My grandson started attending childcare several weeks ago as his mother began her new job. She and I have been readjusting our morning and evening routines now that she is out the door early in the morning.
As adults, new normals have become a way of life from our college days of freedom and flexibility…to structure and independence with the first job…partnership with give and take in a marriage. A new baby completely upsets everyone’s apple cart from parents…to siblings…to grandparents! It takes a family…extended family…and often outside support to come together and help everyone adjust to a new normal. The ebb and flow of life requires flexibility… tweaking… and readjusting to change. Change isn’t always fun…it can be down right hard…frustrating and scary!
Our first day with Colton (my grandson) in childcare began with the expected tears…out stretched arms and outburst of loud crying. Turn
quickly and don’t look back…is my modus operandi! Out the door in the car praying that the crying has ceased…returning in the afternoon to discover he had quickly quit…so it was actually more for affect than actual discomfort! He had a wonderful fun day of play…he ate things he had never eaten…played well…and taken a nap (though briefer than the one at home). So I’m thinking…ok…home we go, where life will be joyful in normal surroundings. Well, not at our house…what happened…it was as if the wheels fell off the bus…nothing tasted good…temper tantrums never seen before…where did our sweet Colton go!
For the whole first week…we struggled…what was going on…everyone was on edge…my daughter feeling the pangs of withdrawal from her son, torn at having to leave him in childcare all day long, the exhaustion of Colton coming home unable or not wanting to eat and collapsing in his little bed to immediately fall asleep.
I spent my quiet time praying for comfort in our household and the ability for my daughter and I to adjust to this new normal in our life….when it suddenly hit me…just like a V-8! Somehow, I had not put Colton in the same need category as my daughter and myself…shame on me!

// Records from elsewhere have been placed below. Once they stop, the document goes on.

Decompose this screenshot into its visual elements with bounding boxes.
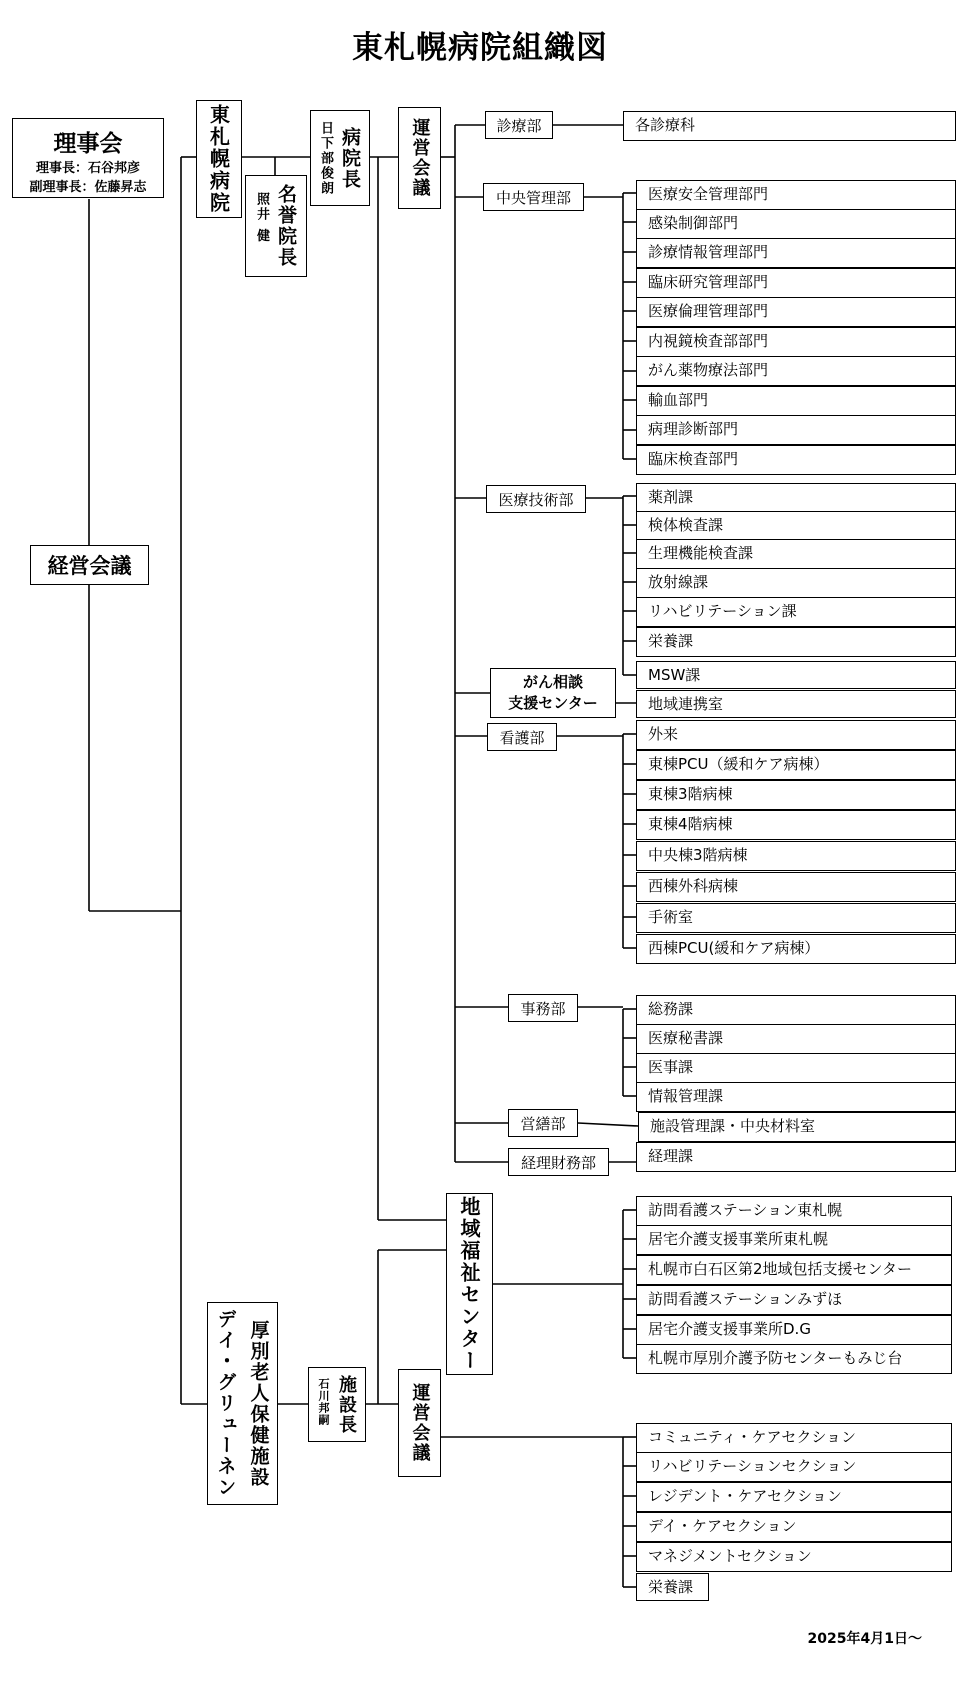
dept-gan-soudan-line2: 支援センター (508, 694, 598, 712)
dept-keiri-zaimu (508, 1148, 609, 1176)
board-vice-chair: 副理事長：佐藤昇志 (29, 180, 147, 195)
dept-eizen (508, 1109, 578, 1137)
dept-chuo-kanri (483, 183, 584, 211)
unit-rehabilitation: リハビリテーション課 (636, 597, 956, 627)
dept-gan-soudan (490, 668, 616, 718)
unit-community-care: コミュニティ・ケアセクション (636, 1423, 952, 1453)
dept-iryo-gijutsu (486, 485, 586, 513)
dept-eizen-label: 営繕部 (520, 1114, 566, 1133)
unit-gairai: 外来 (636, 720, 956, 750)
unit-seiri-kino: 生理機能検査課 (636, 539, 956, 569)
dept-chuo-kanri-label: 中央管理部 (495, 188, 571, 207)
welfare-center-box (446, 1193, 493, 1375)
unit-higashi-pcu: 東棟PCU（緩和ケア病棟） (636, 750, 956, 780)
unit-gan-yakubutsu: がん薬物療法部門 (636, 356, 956, 386)
unit-yakuzai: 薬剤課 (636, 483, 956, 513)
facility-meeting-box (398, 1369, 441, 1477)
unit-rinsho-kensa: 臨床検査部門 (636, 445, 956, 475)
dept-gan-soudan-line1: がん相談 (522, 673, 583, 691)
unit-naishikyo: 内視鏡検査部部門 (636, 327, 956, 357)
unit-shiroishi-houkatsu: 札幌市白石区第2地域包括支援センター (636, 1255, 952, 1285)
unit-keiri: 経理課 (636, 1142, 956, 1172)
facility-director-name: 石川邦嗣 (317, 1378, 330, 1426)
unit-hoshasen: 放射線課 (636, 568, 956, 598)
unit-facility-eiyo: 栄養課 (636, 1573, 709, 1601)
dept-keiri-zaimu-label: 経理財務部 (520, 1153, 596, 1172)
unit-msw: MSW課 (636, 661, 956, 689)
elderly-facility-col1: デイ・グリューネン (214, 1309, 237, 1498)
facility-meeting-label: 運営会議 (409, 1383, 431, 1463)
facility-director-title: 施設長 (336, 1374, 357, 1435)
hospital-meeting-label: 運営会議 (409, 118, 431, 198)
unit-shisetsu-kanri: 施設管理課・中央材料室 (638, 1112, 956, 1142)
dept-shinryo (485, 111, 553, 139)
unit-byori-shindan: 病理診断部門 (636, 415, 956, 445)
unit-houmon-higashi: 訪問看護ステーション東札幌 (636, 1196, 952, 1226)
unit-nishi-pcu: 西棟PCU(緩和ケア病棟） (636, 934, 956, 964)
dept-jimu-label: 事務部 (520, 999, 566, 1018)
board-box (12, 118, 164, 198)
dept-jimu (508, 994, 578, 1022)
unit-shinryo-joho: 診療情報管理部門 (636, 238, 956, 268)
unit-shujutsu: 手術室 (636, 903, 956, 933)
dept-kango (487, 723, 557, 751)
honorary-director-title: 名誉院長 (275, 184, 297, 268)
unit-somu: 総務課 (636, 995, 956, 1025)
unit-higashi-4f: 東棟4階病棟 (636, 810, 956, 840)
unit-momijidai: 札幌市厚別介護予防センターもみじ台 (636, 1344, 952, 1374)
unit-chiiki-renkei: 地域連携室 (636, 690, 956, 718)
unit-iryo-anzen: 医療安全管理部門 (636, 180, 956, 210)
unit-management: マネジメントセクション (636, 1542, 952, 1572)
unit-chuo-3f: 中央棟3階病棟 (636, 841, 956, 871)
unit-resident-care: レジデント・ケアセクション (636, 1482, 952, 1512)
elderly-facility-col2: 厚別老人保健施設 (247, 1319, 270, 1488)
unit-eiyo: 栄養課 (636, 627, 956, 657)
dept-iryo-gijutsu-label: 医療技術部 (498, 490, 574, 509)
page-title: 東札幌病院組織図 (352, 30, 608, 66)
unit-rehab-section: リハビリテーションセクション (636, 1452, 952, 1482)
board-name: 理事会 (53, 131, 123, 157)
director-title: 病院長 (339, 126, 361, 190)
effective-date: 2025年4月1日～ (807, 1631, 922, 1647)
welfare-center-name: 地域福祉センター (457, 1196, 481, 1372)
hospital-meeting-box (398, 107, 441, 209)
unit-iryo-hisho: 医療秘書課 (636, 1024, 956, 1054)
elderly-facility-box (207, 1302, 278, 1505)
unit-joho-kanri: 情報管理課 (636, 1082, 956, 1112)
dept-shinryo-label: 診療部 (496, 116, 542, 135)
management-meeting-box (30, 545, 149, 585)
unit-rinsho-kenkyu: 臨床研究管理部門 (636, 268, 956, 298)
management-meeting-label: 経営会議 (47, 554, 132, 578)
unit-iryo-rinri: 医療倫理管理部門 (636, 297, 956, 327)
hospital-box (196, 100, 242, 218)
director-name: 日下部俊朗 (318, 120, 333, 196)
unit-kyotaku-higashi: 居宅介護支援事業所東札幌 (636, 1225, 952, 1255)
unit-day-care: デイ・ケアセクション (636, 1512, 952, 1542)
unit-kaku-shinryoka: 各診療科 (623, 111, 956, 141)
unit-higashi-3f: 東棟3階病棟 (636, 780, 956, 810)
honorary-director-name: 照井 健 (254, 192, 269, 244)
director-box (310, 110, 370, 206)
unit-iji: 医事課 (636, 1053, 956, 1083)
unit-kyotaku-dg: 居宅介護支援事業所D.G (636, 1315, 952, 1345)
facility-director-box (308, 1367, 366, 1442)
dept-kango-label: 看護部 (499, 728, 545, 747)
honorary-director-box (245, 175, 307, 277)
unit-kansen-seigyo: 感染制御部門 (636, 209, 956, 239)
unit-houmon-mizuho: 訪問看護ステーションみずほ (636, 1285, 952, 1315)
board-chair: 理事長：石谷邦彦 (35, 161, 140, 176)
hospital-name: 東札幌病院 (206, 104, 231, 214)
unit-nishi-geka: 西棟外科病棟 (636, 872, 956, 902)
unit-yuketsu: 輸血部門 (636, 386, 956, 416)
unit-kentai-kensa: 検体検査課 (636, 511, 956, 541)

I recalled reading an article about why adults resist change…three thoughts came to mind:
1. Fear of the unknown…Colton wasn’t familiar with the new surroundings. Though, he usually adjusted to an hour drop-off care. This was very different!
2. Lack of trust…Colton now had unfamiliar people taking care of him
3. Timing…adults resist change that is sudden and unexpected so why not Colton? They say: Timing is everything – for any baby or child to go from being home all day to suddenly being away all day is a BIG change.
I understood what he went through at childcare, but couldn’t understand why he was so frustrated when he got home…. Colton had been easy going and receptive to going places, I just wasn’t prepared for his reaction when he arrived home. My grandson did the only thing he knew to do…reject his New Normal at home…and cry in the safety of the ones who love him most.
New Normals start at birth don’t they…a baby verbalizes with a cry…as adults we rant, sometimes cry, overeat, under eat, and often complain about how hard change is!
Several weeks have past…we still see a whimper when Colton is dropped off and a big smile when he is picked up….the home coming has stabilized and the new routine is beginning to smooth out. From an early age…change comes into our life.
Why does it seem to get harder to embrace a New Normal as an adult? Whether it is personal or professional we often go kicking and screaming…wanting to remain in our comfort zone. What would happen if we just let go from the get go?
My life has changed dramatically in the past year…home and career. I liked my life before…why, why, why did it all have to change?
It’s easier too stay the same, rather than jump into change which is unknown. One thing that I find catapults me into change is looking at my past in order to dream about my future. When I reflect on my past and how I chose (sometimes reluctantly) to embrace a new challenge or experience, I can see what resulted. More often than not, that New Normal or Change provided incredible personal or professional growth that moved me into another opportunity I never thought possible.
A leap of faith…definitely! Don’t knock it til you’ve tried it. What New Normal are you facing today?